Stingless Beekeeping Project
Amazonian stingless bees produce a type of honey that is highly valued for both its unique taste and medicinal qualities. Regionally, stingless bee products garner a premium price and there is a robust market for their honey. We are training communities to raise stingless bees as a sustainable source of income, providing alternatives from other more destructive economic activities. For example, there are now over 50 stingless beehives in one Maijuna community with more on the way. This project is in collaboration with the Asociación La Restinga.
Aguaje Palm Fruit PROJECT
Aguaje palm trees (Mauritia flexuosa), which can grow to heights of over 30 meters (100 feet), are culturally and economically important throughout the Amazon as their fruits are edible and sold regionally. Additionally, a wide variety of rainforest animals (tapirs, monkeys, peccaries, and macaws, among other species) consume the fruit making it an ecological keystone species. Unfortunately, aguaje palm swamps have been severely degraded throughout the Peruvian Amazon, by the cutting down of adult palms to harvest the fruits, which is both ecologically and economically unsustainable. We are working with communities to develop community-based management plans for this palm so that they can earn income from the fruits without sacrificing the long-term ecological and economic health of their communities. For example, we will continue to train the Maijuna how to climb M. flexuosa trees, instead of cut them, as well as to cultivate these palms in their agricultural fields and home gardens ultimately reducing the need to harvest this species from the wild. This work is in close collaboration with researchers at Oregon State University and the Institute for Conservation Research at the San Diego Zoo.

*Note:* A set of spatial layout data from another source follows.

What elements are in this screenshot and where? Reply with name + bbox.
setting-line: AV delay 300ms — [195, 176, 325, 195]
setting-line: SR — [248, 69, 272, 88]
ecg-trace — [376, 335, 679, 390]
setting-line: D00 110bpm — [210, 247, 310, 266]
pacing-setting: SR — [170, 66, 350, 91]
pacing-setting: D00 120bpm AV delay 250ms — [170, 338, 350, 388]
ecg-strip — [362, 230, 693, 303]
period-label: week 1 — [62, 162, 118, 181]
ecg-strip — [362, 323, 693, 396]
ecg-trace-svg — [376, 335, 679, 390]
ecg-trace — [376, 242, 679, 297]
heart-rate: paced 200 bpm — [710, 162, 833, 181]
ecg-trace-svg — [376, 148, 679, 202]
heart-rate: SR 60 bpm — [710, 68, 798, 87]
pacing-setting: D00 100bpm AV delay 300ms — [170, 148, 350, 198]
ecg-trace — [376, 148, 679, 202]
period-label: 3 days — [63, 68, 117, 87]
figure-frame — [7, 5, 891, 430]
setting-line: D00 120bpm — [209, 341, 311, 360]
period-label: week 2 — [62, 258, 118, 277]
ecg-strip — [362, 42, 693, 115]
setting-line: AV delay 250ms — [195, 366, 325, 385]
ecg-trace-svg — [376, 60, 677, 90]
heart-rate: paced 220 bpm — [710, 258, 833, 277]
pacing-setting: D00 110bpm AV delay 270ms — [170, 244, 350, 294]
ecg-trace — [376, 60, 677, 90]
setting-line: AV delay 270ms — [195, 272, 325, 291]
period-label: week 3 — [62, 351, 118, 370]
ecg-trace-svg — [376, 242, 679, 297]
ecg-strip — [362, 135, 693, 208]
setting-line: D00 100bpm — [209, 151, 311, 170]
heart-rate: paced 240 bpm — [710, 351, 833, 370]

The chambira palm (Astrocaryum chambira), native to the Amazon basin, is highly prized for its fiber. Amazonian indigenous communities have harvested and used this palm fiber for millennia to weave hammocks, bags, baskets, and other traditional items. We are working with communities to expand markets for these products providing a sustainable source of income to families. For example, we are currently working with Maijuna artisans to sell their handicrafts both in Peru and the United States. This work is in collaboration with the Center for Amazon Community Ecology.